Example 7 -- Viscosity Effects on Silica Slurries
[0024] An aqueous silica slurry containing 60 weight percent solids and 82.4 weight percent
less than 75 µm was prepared. The samples were well mixed and then viscosity was measured
using a Brookfield RVT viscometer with a T-bar and helipath stand. The samples were
allowed to stand undisturbed for 24 hours after viscosity measurements are taken and
then the height of the solid rich lower zone was measured. The data obtained is shown
in Table VII below.

[0025] The data in Table VII shows that the alkanol amines of the present invention have
a general effect on the viscosity of aqueous silica slurries and on the rate or degree
of settling of the silica particles when left undisturbed. The alkanol amine appears
to keep the fined silica particles in suspension to a greater degree.

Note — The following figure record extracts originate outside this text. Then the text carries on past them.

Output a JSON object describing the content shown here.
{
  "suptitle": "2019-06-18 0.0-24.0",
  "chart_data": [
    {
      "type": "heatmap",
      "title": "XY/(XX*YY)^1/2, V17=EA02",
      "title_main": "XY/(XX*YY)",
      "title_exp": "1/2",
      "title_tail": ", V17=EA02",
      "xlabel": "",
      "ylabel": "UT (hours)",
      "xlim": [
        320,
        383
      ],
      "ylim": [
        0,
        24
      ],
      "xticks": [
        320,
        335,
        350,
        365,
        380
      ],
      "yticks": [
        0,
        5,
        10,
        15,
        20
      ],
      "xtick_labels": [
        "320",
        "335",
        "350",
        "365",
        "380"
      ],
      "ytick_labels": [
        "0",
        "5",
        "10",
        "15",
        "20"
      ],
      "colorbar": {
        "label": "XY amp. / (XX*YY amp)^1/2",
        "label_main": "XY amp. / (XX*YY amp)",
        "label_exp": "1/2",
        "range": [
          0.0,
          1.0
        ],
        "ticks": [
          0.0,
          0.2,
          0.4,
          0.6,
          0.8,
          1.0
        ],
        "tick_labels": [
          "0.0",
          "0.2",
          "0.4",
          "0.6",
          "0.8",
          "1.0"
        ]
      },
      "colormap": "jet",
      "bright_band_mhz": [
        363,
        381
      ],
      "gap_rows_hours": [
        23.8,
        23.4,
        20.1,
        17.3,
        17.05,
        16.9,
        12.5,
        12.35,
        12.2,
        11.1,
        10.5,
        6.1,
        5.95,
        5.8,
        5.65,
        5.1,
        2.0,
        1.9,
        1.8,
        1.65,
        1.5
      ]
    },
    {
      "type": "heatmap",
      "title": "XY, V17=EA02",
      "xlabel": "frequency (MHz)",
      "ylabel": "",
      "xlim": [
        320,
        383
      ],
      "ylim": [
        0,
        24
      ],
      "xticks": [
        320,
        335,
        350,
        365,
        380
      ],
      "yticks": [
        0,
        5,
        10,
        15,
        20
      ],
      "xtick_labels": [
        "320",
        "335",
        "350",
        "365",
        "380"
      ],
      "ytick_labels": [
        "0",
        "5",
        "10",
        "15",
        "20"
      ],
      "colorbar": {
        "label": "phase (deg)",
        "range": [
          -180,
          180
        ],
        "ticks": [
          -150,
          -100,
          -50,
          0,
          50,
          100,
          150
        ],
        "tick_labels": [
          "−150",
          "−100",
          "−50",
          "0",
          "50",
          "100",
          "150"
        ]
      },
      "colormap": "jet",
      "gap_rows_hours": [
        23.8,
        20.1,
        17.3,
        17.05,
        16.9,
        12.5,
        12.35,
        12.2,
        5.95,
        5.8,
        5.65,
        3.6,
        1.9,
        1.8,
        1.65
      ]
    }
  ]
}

1. A solid/solid separation process wherein an aqueous slurry of solids containing silica
or siliceous gangue and one or more desired minerals is mechanically separated, characterized
by the addition of a (C¹-C⁶ alkanol) amine to the aqueous slurry in an amount effective
to modify the interaction of the silica or siliceous gangue with the aqueous medium
such that the separation of the silica or siliceous gangue from the remainder of the
solid minerals is enhanced.
2. A process as claimed in Claim 1 wherein the alkanolamine corresponds to the formula
NR¹R²R³
wherein R¹ is a C₁-C₆ hydroxy alkyl moiety and R², and R³ are individually in each
occurrence hydrogen or a C₁-C₆ hydroxy alkyl moiety.

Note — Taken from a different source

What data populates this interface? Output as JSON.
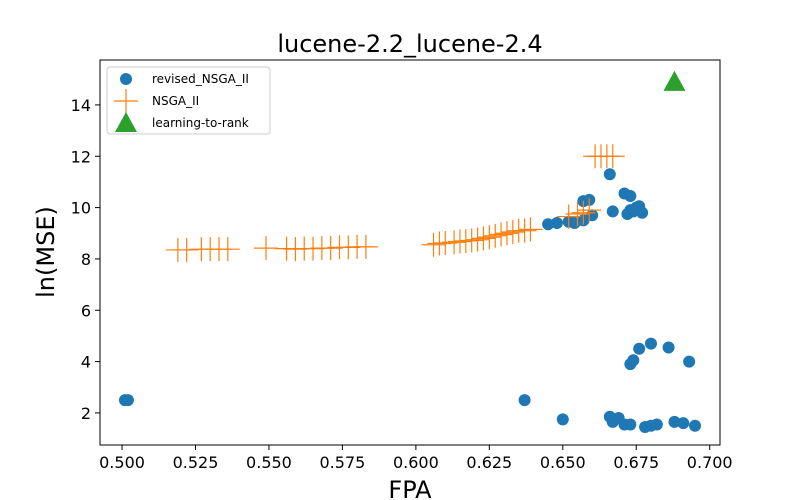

3. A process as claimed in Claim 2, wherein the alkanol amine is selected from monoethanolamine,
diethanolamine, triethanolamine, isopropanolamine, hexanolamine and mixtures thereof.

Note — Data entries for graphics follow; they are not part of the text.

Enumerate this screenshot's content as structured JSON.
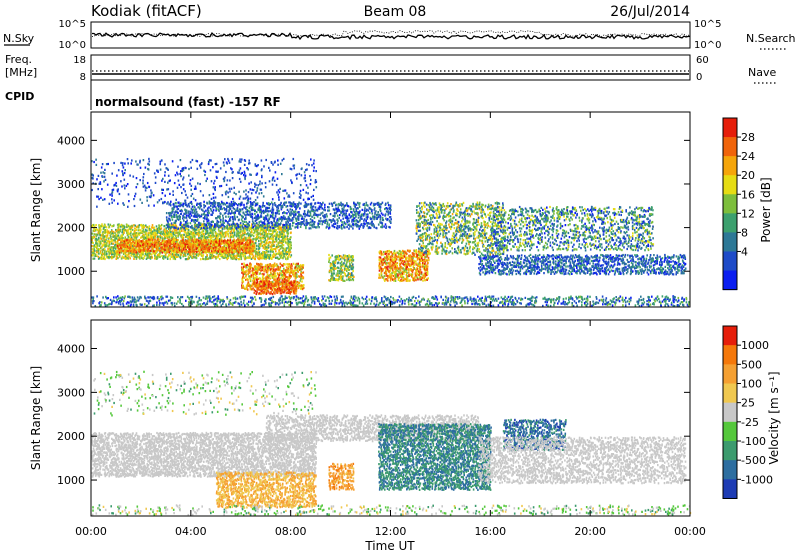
{
  "header": {
    "station": "Kodiak (fitACF)",
    "beam": "Beam 08",
    "date": "26/Jul/2014"
  },
  "noise_panel": {
    "left_label": "N.Sky",
    "left_ticks": [
      "10^5",
      "10^0"
    ],
    "right_label": "N.Search",
    "right_ticks": [
      "10^5",
      "10^0"
    ]
  },
  "freq_panel": {
    "left_label_line1": "Freq.",
    "left_label_line2": "[MHz]",
    "left_ticks": [
      "18",
      "8"
    ],
    "right_label": "Nave",
    "right_ticks": [
      "60",
      "0"
    ]
  },
  "cpid_panel": {
    "label": "CPID",
    "text": "normalsound (fast) -157 RF"
  },
  "chart_data": [
    {
      "type": "heatmap",
      "name": "power",
      "xlabel": "Time UT",
      "ylabel": "Slant Range [km]",
      "xlim_hours": [
        0,
        24
      ],
      "ylim": [
        180,
        4650
      ],
      "y_ticks": [
        "1000",
        "2000",
        "3000",
        "4000"
      ],
      "colorbar_label": "Power [dB]",
      "colorbar_ticks": [
        "28",
        "24",
        "20",
        "16",
        "12",
        "8",
        "4"
      ],
      "colorbar_colors": [
        "#0a1ef0",
        "#1e4bc8",
        "#2d7896",
        "#3ca06e",
        "#7dbe3c",
        "#e6dc14",
        "#f5a50a",
        "#f0640a",
        "#e61e0a"
      ]
    },
    {
      "type": "heatmap",
      "name": "velocity",
      "xlabel": "Time UT",
      "ylabel": "Slant Range [km]",
      "xlim_hours": [
        0,
        24
      ],
      "ylim": [
        180,
        4650
      ],
      "y_ticks": [
        "1000",
        "2000",
        "3000",
        "4000"
      ],
      "colorbar_label": "Velocity [m s⁻¹]",
      "colorbar_ticks": [
        "1000",
        "500",
        "100",
        "25",
        "-25",
        "-100",
        "-500",
        "-1000"
      ],
      "colorbar_colors": [
        "#1e3cb4",
        "#2d6ea0",
        "#3c9b6e",
        "#55c83c",
        "#c8c8c8",
        "#f0c850",
        "#f5a032",
        "#f5780a",
        "#e61e0a"
      ]
    }
  ],
  "x_ticks": [
    "00:00",
    "04:00",
    "08:00",
    "12:00",
    "16:00",
    "20:00",
    "00:00"
  ],
  "x_axis_label": "Time UT"
}
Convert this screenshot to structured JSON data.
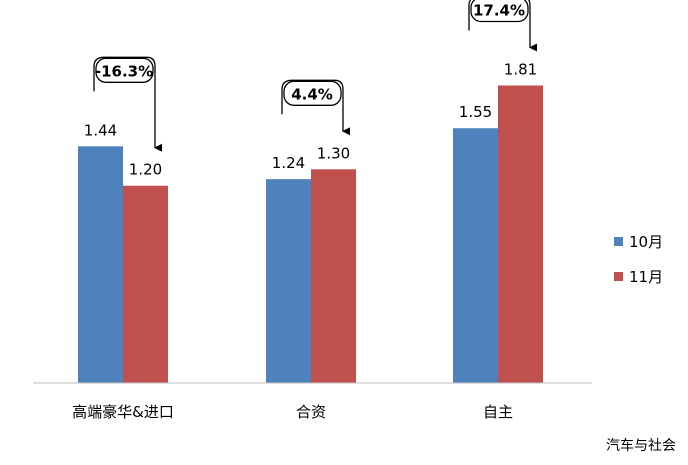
{
  "chart_data": {
    "type": "bar",
    "categories": [
      "高端豪华&进口",
      "合资",
      "自主"
    ],
    "series": [
      {
        "name": "10月",
        "values": [
          1.44,
          1.24,
          1.55
        ],
        "color": "#4F81BD"
      },
      {
        "name": "11月",
        "values": [
          1.2,
          1.3,
          1.81
        ],
        "color": "#C0504D"
      }
    ],
    "data_labels": [
      [
        "1.44",
        "1.20"
      ],
      [
        "1.24",
        "1.30"
      ],
      [
        "1.55",
        "1.81"
      ]
    ],
    "change_annotations": [
      "-16.3%",
      "4.4%",
      "17.4%"
    ],
    "ylim": [
      0,
      2.33
    ],
    "grid": false,
    "legend_position": "right"
  },
  "watermark": "汽车与社会"
}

4. A process as claimed in Claim 3, wherein the alkanol amine is selected from diethanolamine,
monoethanolamine and mixtures thereof.
5. A process as claimed in Claim 4, wherein the alkanol amine is diethanolamine.
6. A process as claimed in any one of the preceding claims, wherein the solids contained
in the aqueous slurry are subjected to a grinding step prior to being mechanically
separated and the alkanol amine is added to the grinding step.
7. A process as claimed in any one of the preceding claims, wherein the alkanolamine
is used in an amount of from 0.01 to 10 kilograms of alkanolamine per metric ton of
dry feed.
8. A process as claimed in Claim 7, wherein said amount is 0.05 to 1 kg/metric ton.
9. A process as claimed in Claim 8, wherein said amount is 0.1 to 0.5 kg/metric ton.
10. A process as claimed in any one of Claims 1 to 9, wherein the solid/solid separation
process uses wet tables.
11. A process as claimed in any one of Claims 1 to 9, wherein the solid/solid separation
process uses desliming vessels.
12. A process as claimed in any one of Claims 1 to 9, wherein the solid/solid separation
process uses hydroseparators.
13. The use of a (C₁-C₆ alkanol) amine to enhance mechanical separation of silica or siliceous
gangue from one or more minerals admixed therewith.
14. A use as claimed in Claim 13, wherein the alkanol amine is as defined in any one of
Claims 2 to 5 or is used in an amount as defined in any one of Claims 7 to 9.